Our vassal states, Saudi Arabia, Jordan, and Egypt will find it increasingly difficult to suppress Muslim fundamentalists. American arms and money may not be enough to stem an Islamic tidal wave from washing over the entire Middle East.

U.S. Hit List. Our list of enemies is growing like mushrooms after a spring rain. We started with Saddam Hussein, then added Osama bin Laden. We killed Ayman al-Zawahiri but cannot expect that this endeared his successor to us. The Axis-of-Evil speech added two more: President Bashar Assad of Syria and Kim il Jong of North Korea. Presently, Iran's President Mahmoud Ahmadinajad is in the No. 1 spot, followed closely by the leader of Hezbollah, Nasralllah.

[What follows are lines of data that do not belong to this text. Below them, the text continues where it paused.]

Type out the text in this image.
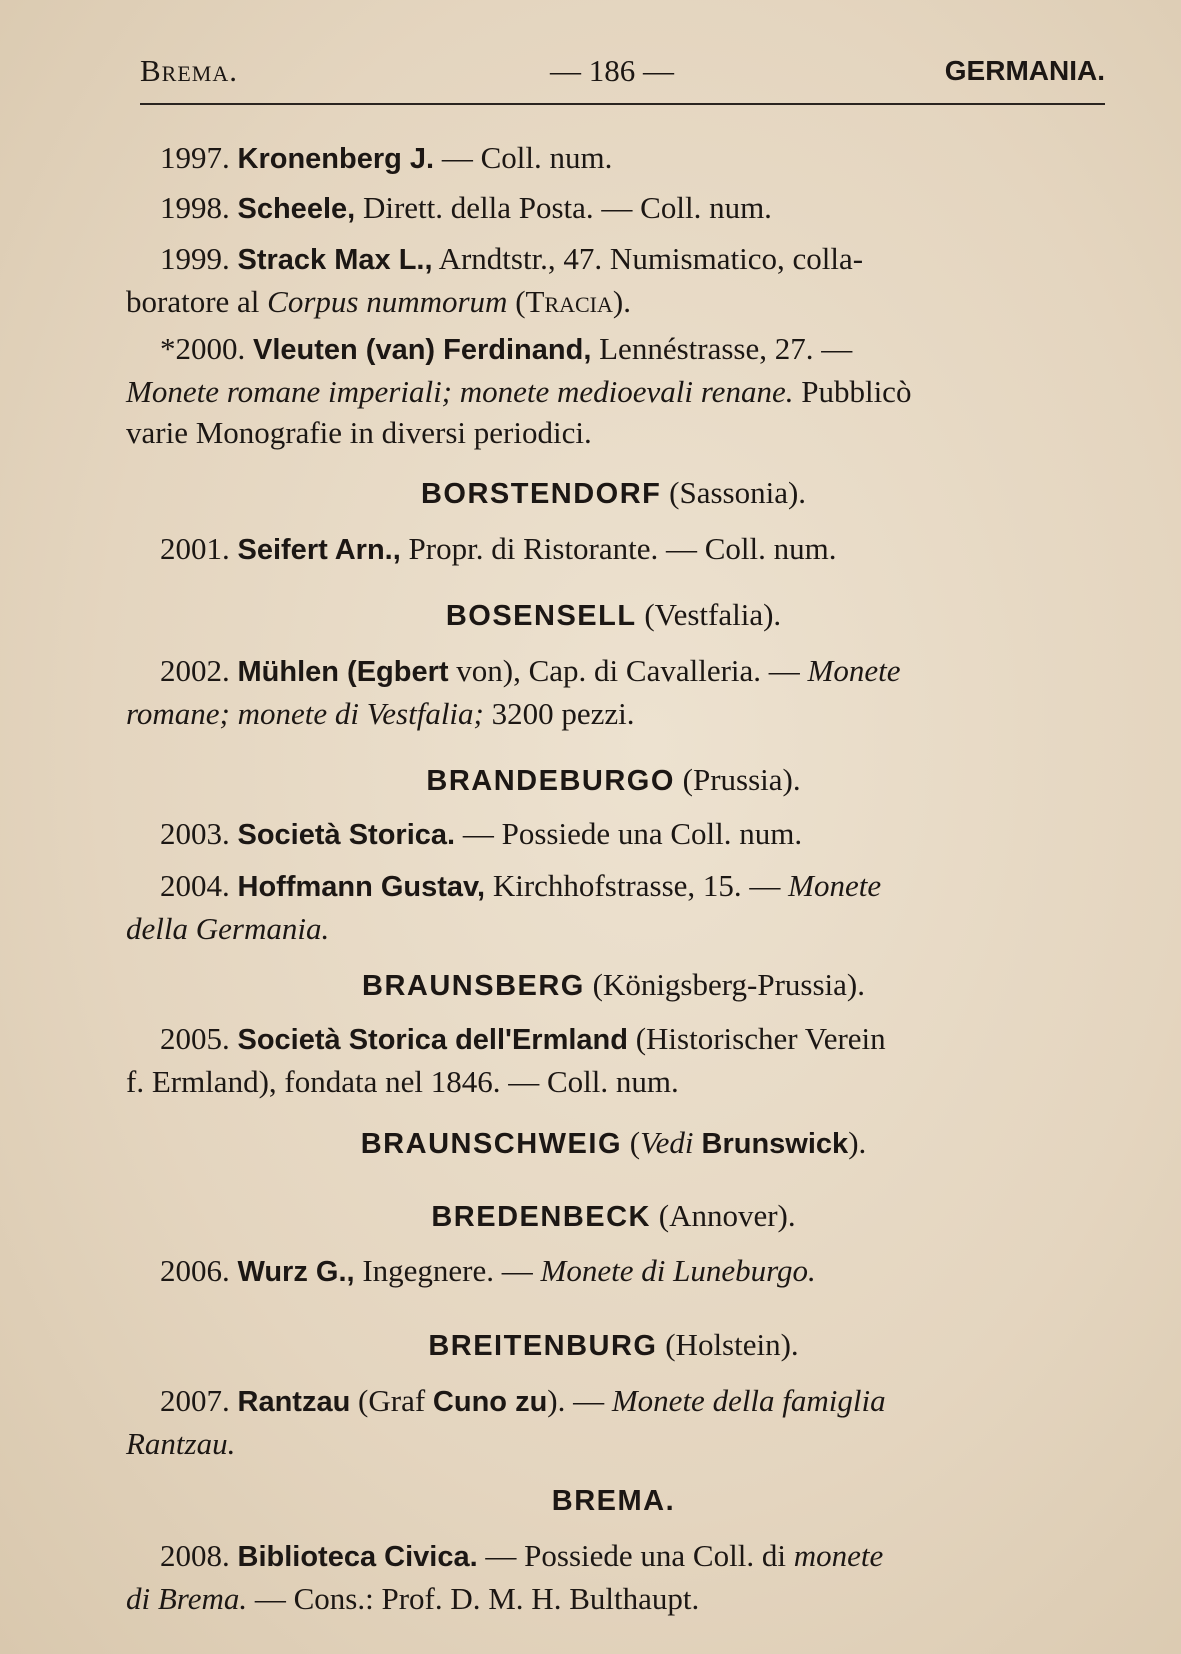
Brema.	— 186 —	GERMANIA.
1997. Kronenberg J. — Coll. num.
1998. Scheele, Dirett. della Posta. — Coll. num.
1999. Strack Max L., Arndtstr., 47. Numismatico, colla-
boratore al Corpus nummorum (Tracia).
*2000. Vleuten (van) Ferdinand, Lennéstrasse, 27. —
Monete romane imperiali; monete medioevali renane. Pubblicò
varie Monografie in diversi periodici.
BORSTENDORF (Sassonia).
2001. Seifert Arn., Propr. di Ristorante. — Coll. num.
BOSENSELL (Vestfalia).
2002. Mühlen (Egbert von), Cap. di Cavalleria. — Monete
romane; monete di Vestfalia; 3200 pezzi.
BRANDEBURGO (Prussia).
2003. Società Storica. — Possiede una Coll. num.
2004. Hoffmann Gustav, Kirchhofstrasse, 15. — Monete
della Germania.
BRAUNSBERG (Königsberg-Prussia).
2005. Società Storica dell'Ermland (Historischer Verein
f. Ermland), fondata nel 1846. — Coll. num.
BRAUNSCHWEIG (Vedi Brunswick).
BREDENBECK (Annover).
2006. Wurz G., Ingegnere. — Monete di Luneburgo.
BREITENBURG (Holstein).
2007. Rantzau (Graf Cuno zu). — Monete della famiglia
Rantzau.
BREMA.
2008. Biblioteca Civica. — Possiede una Coll. di monete
di Brema. — Cons.: Prof. D. M. H. Bulthaupt.
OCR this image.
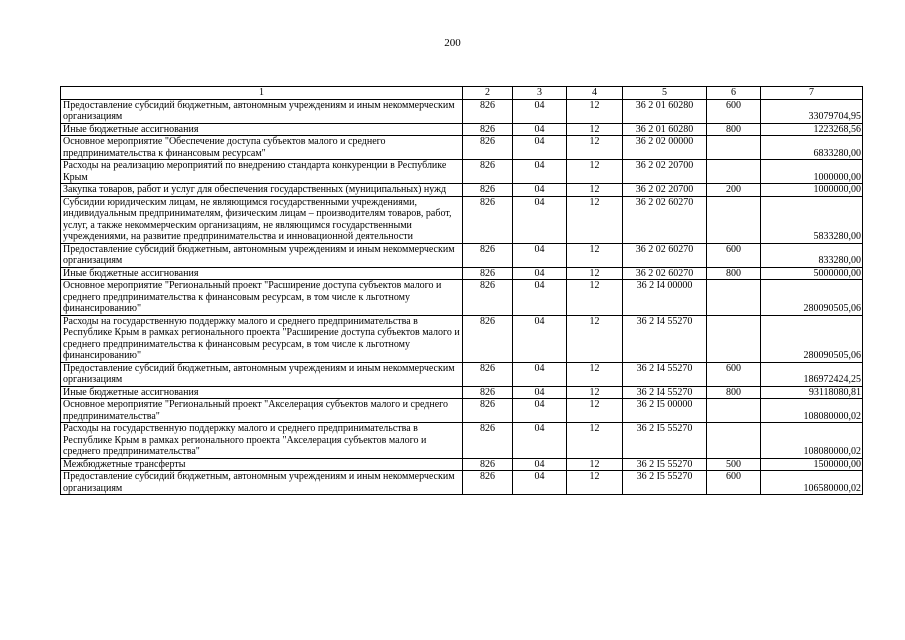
200
1	2	3	4	5	6	7
Предоставление субсидий бюджетным, автономным учреждениям и иным некоммерческим организациям	826	04	12	36 2 01 60280	600	33079704,95
Иные бюджетные ассигнования	826	04	12	36 2 01 60280	800	1223268,56
Основное мероприятие "Обеспечение доступа субъектов малого и среднего предпринимательства к финансовым ресурсам"	826	04	12	36 2 02 00000		6833280,00
Расходы на реализацию мероприятий по внедрению стандарта конкуренции в Республике Крым	826	04	12	36 2 02 20700		1000000,00
Закупка товаров, работ и услуг для обеспечения государственных (муниципальных) нужд	826	04	12	36 2 02 20700	200	1000000,00
Субсидии юридическим лицам, не являющимся государственными учреждениями, индивидуальным предпринимателям, физическим лицам – производителям товаров, работ, услуг, а также некоммерческим организациям, не являющимся государственными учреждениями, на развитие предпринимательства и инновационной деятельности	826	04	12	36 2 02 60270		5833280,00
Предоставление субсидий бюджетным, автономным учреждениям и иным некоммерческим организациям	826	04	12	36 2 02 60270	600	833280,00
Иные бюджетные ассигнования	826	04	12	36 2 02 60270	800	5000000,00
Основное мероприятие "Региональный проект "Расширение доступа субъектов малого и среднего предпринимательства к финансовым ресурсам, в том числе к льготному финансированию"	826	04	12	36 2 I4 00000		280090505,06
Расходы на государственную поддержку малого и среднего предпринимательства в Республике Крым в рамках регионального проекта "Расширение доступа субъектов малого и среднего предпринимательства к финансовым ресурсам, в том числе к льготному финансированию"	826	04	12	36 2 I4 55270		280090505,06
Предоставление субсидий бюджетным, автономным учреждениям и иным некоммерческим организациям	826	04	12	36 2 I4 55270	600	186972424,25
Иные бюджетные ассигнования	826	04	12	36 2 I4 55270	800	93118080,81
Основное мероприятие "Региональный проект "Акселерация субъектов малого и среднего предпринимательства"	826	04	12	36 2 I5 00000		108080000,02
Расходы на государственную поддержку малого и среднего предпринимательства в Республике Крым в рамках регионального проекта "Акселерация субъектов малого и среднего предпринимательства"	826	04	12	36 2 I5 55270		108080000,02
Межбюджетные трансферты	826	04	12	36 2 I5 55270	500	1500000,00
Предоставление субсидий бюджетным, автономным учреждениям и иным некоммерческим организациям	826	04	12	36 2 I5 55270	600	106580000,02
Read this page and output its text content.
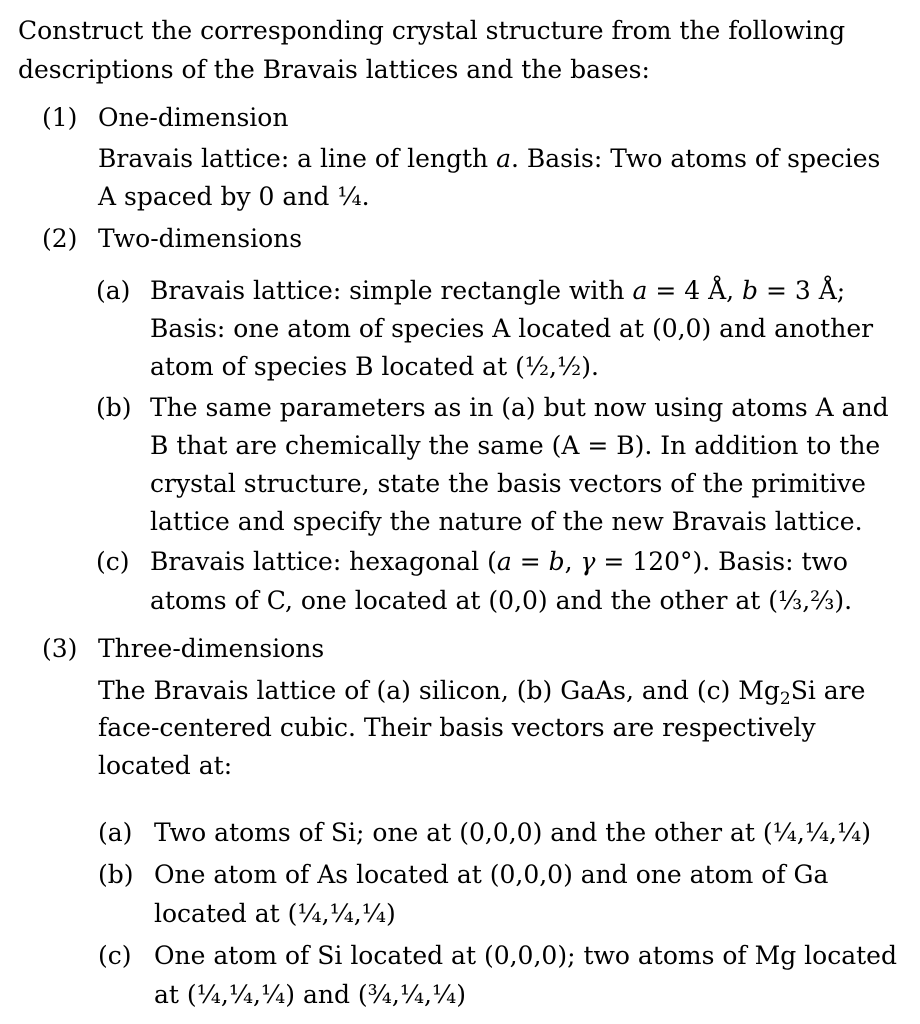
Construct the corresponding crystal structure from the following
descriptions of the Bravais lattices and the bases:
(1) One-dimension
Bravais lattice: a line of length a. Basis: Two atoms of species
A spaced by 0 and ¼.
(2) Two-dimensions
(a) Bravais lattice: simple rectangle with a = 4 Å, b = 3 Å;
Basis: one atom of species A located at (0,0) and another
atom of species B located at (½,½).
(b) The same parameters as in (a) but now using atoms A and
B that are chemically the same (A = B). In addition to the
crystal structure, state the basis vectors of the primitive
lattice and specify the nature of the new Bravais lattice.
(c) Bravais lattice: hexagonal (a = b, γ = 120°). Basis: two
atoms of C, one located at (0,0) and the other at (⅓,⅔).
(3) Three-dimensions
The Bravais lattice of (a) silicon, (b) GaAs, and (c) $Mg_2Si$ are
face-centered cubic. Their basis vectors are respectively
located at:
(a) Two atoms of Si; one at (0,0,0) and the other at (¼,¼,¼)
(b) One atom of As located at (0,0,0) and one atom of Ga
located at (¼,¼,¼)
(c) One atom of Si located at (0,0,0); two atoms of Mg located
at (¼,¼,¼) and (¾,¼,¼)
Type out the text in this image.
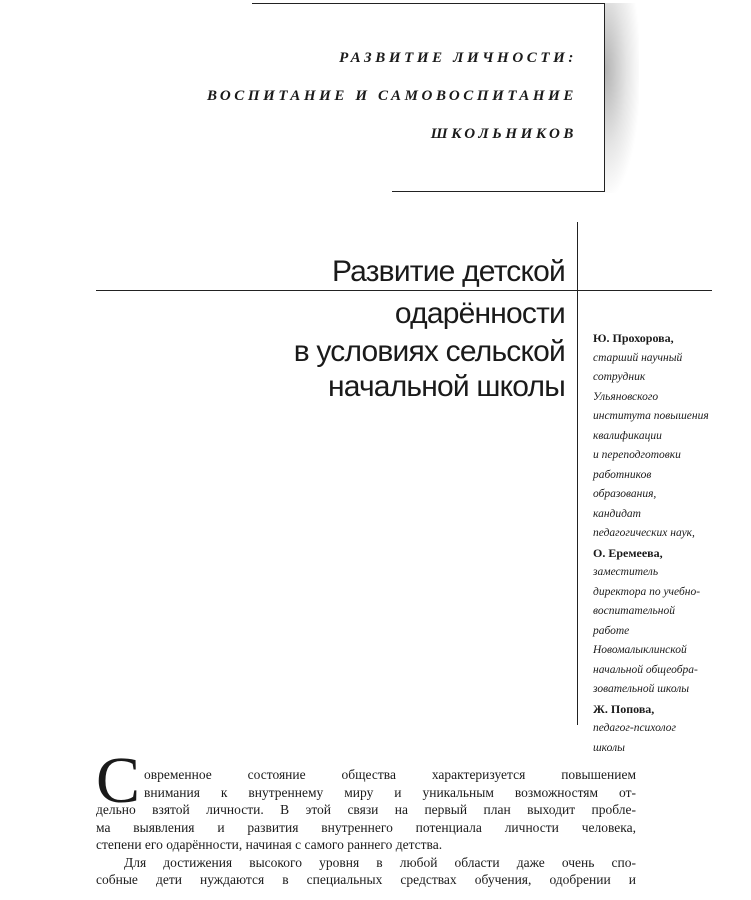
РАЗВИТИЕ ЛИЧНОСТИ:
ВОСПИТАНИЕ И САМОВОСПИТАНИЕ
ШКОЛЬНИКОВ
Развитие детской
одарённости
в условиях сельской
начальной школы
Ю. Прохорова,
старший научный
сотрудник
Ульяновского
института повышения
квалификации
и переподготовки
работников
образования,
кандидат
педагогических наук,
О. Еремеева,
заместитель
директора по учебно-
воспитательной
работе
Новомалыклинской
начальной общеобра-
зовательной школы
Ж. Попова,
педагог-психолог
школы
С овременное состояние общества характеризуется повышением
внимания к внутреннему миру и уникальным возможностям от-

дельно взятой личности. В этой связи на первый план выходит пробле-
ма выявления и развития внутреннего потенциала личности человека,
степени его одарённости, начиная с самого раннего детства.

Для достижения высокого уровня в любой области даже очень спо-
собные дети нуждаются в специальных средствах обучения, одобрении и
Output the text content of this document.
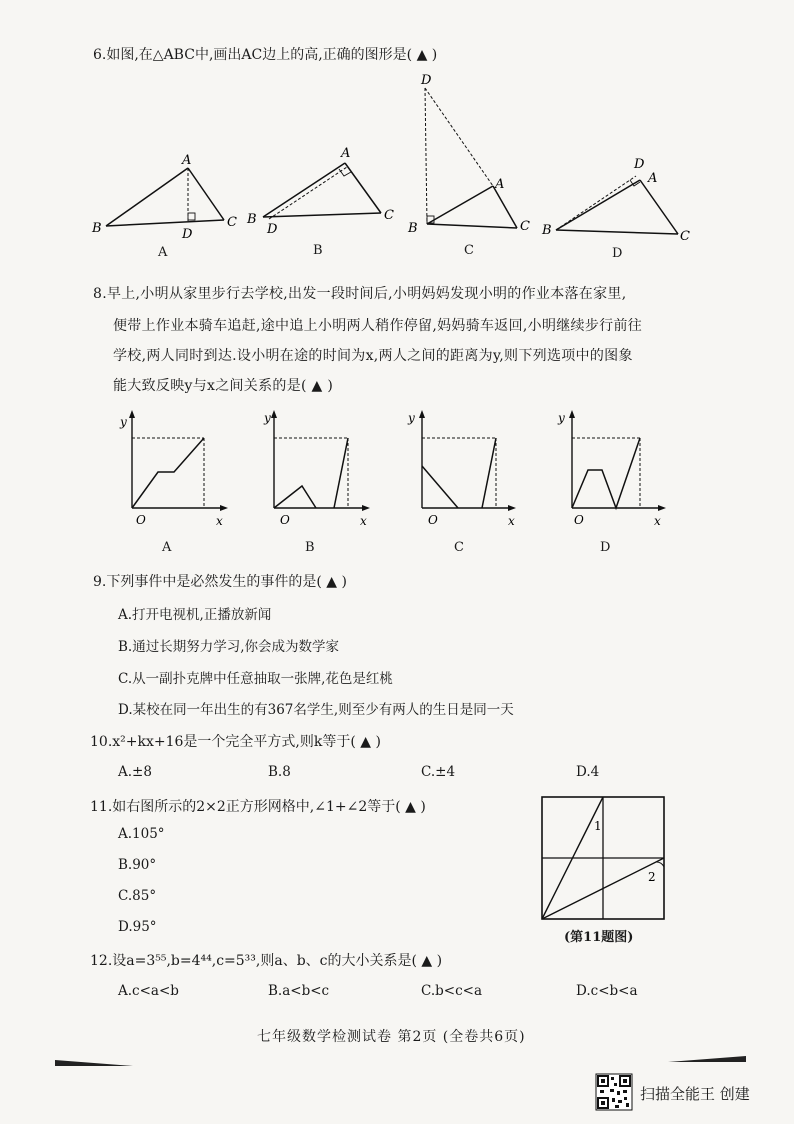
6.如图,在△ABC中,画出AC边上的高,正确的图形是( ▲ )
B
A
C
D
A
B
A
C
D
B
D
A
B	C
C
D
A
B	C
D
8.早上,小明从家里步行去学校,出发一段时间后,小明妈妈发现小明的作业本落在家里,
便带上作业本骑车追赶,途中追上小明两人稍作停留,妈妈骑车返回,小明继续步行前往
学校,两人同时到达.设小明在途的时间为x,两人之间的距离为y,则下列选项中的图象
能大致反映y与x之间关系的是( ▲ )
y
O	x
A
y
O	x
B
y
O	x
C
y
O	x
D
9.下列事件中是必然发生的事件的是( ▲ )
A.打开电视机,正播放新闻
B.通过长期努力学习,你会成为数学家
C.从一副扑克牌中任意抽取一张牌,花色是红桃
D.某校在同一年出生的有367名学生,则至少有两人的生日是同一天
10.x²+kx+16是一个完全平方式,则k等于( ▲ )
A.±8	B.8	C.±4	D.4
11.如右图所示的2×2正方形网格中,∠1+∠2等于( ▲ )
A.105°
B.90°
C.85°
D.95°
1
2
(第11题图)
12.设a=3⁵⁵,b=4⁴⁴,c=5³³,则a、b、c的大小关系是( ▲ )
A.c<a<b	B.a<b<c	C.b<c<a	D.c<b<a
七年级数学检测试卷 第2页 (全卷共6页)
扫描全能王 创建
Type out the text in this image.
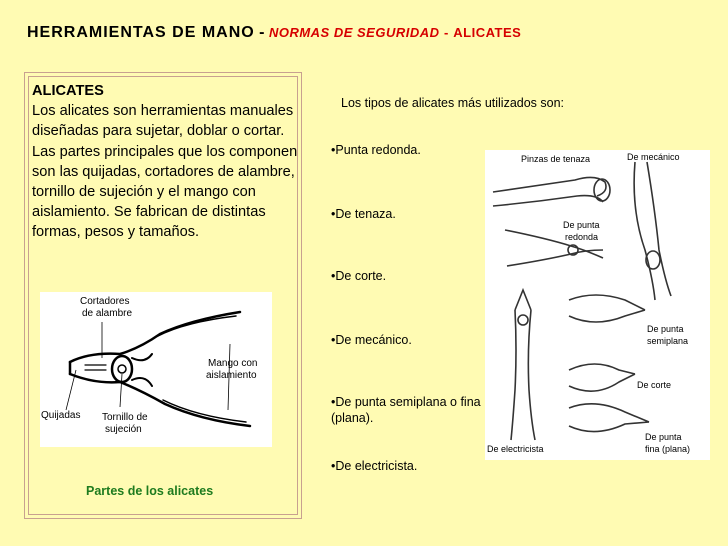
HERRAMIENTAS DE MANO - NORMAS DE SEGURIDAD - ALICATES

ALICATES

Los alicates son herramientas manuales diseñadas para sujetar, doblar o cortar.

Las partes principales que los componen son las quijadas, cortadores de alambre, tornillo de sujeción y el mango con aislamiento. Se fabrican de distintas formas, pesos y tamaños.

Cortadores
de alambre
Quijadas Tornillo de
sujeción
Mango con
aislamiento
Partes de los alicates
Los tipos de alicates más utilizados son:
•Punta redonda.
•De tenaza.
•De corte.
•De mecánico.
•De punta semiplana o fina (plana).
•De electricista.
Pinzas de tenaza	De mecánico
De punta
redonda
De punta
semiplana
De corte
De electricista
De punta
fina (plana)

Maybe it's time to stop this Bushistic policy of bullying and bombing and ask a simple question: Why do they hate us? We never asked that question, but those who are under the heel of American foreign policy answered it many times. They flipped the question to the positive side and listed how to eliminate the hostility.

First, stop the indiscriminate support of Israel; have an evenhanded policy in the Middle East. Second, get American troops and bases out of the Middle East. Third, abandon the goal of regional hegemony in the Middle East.

Three simple steps and forget about baggage searches, red alerts, and terrorists' threats. Will this be done? Not a chump's chance. The failed past will chart the course to the future. We will continue to look for peace through a gun barrel and a bomb sight, and that's how we will be seen.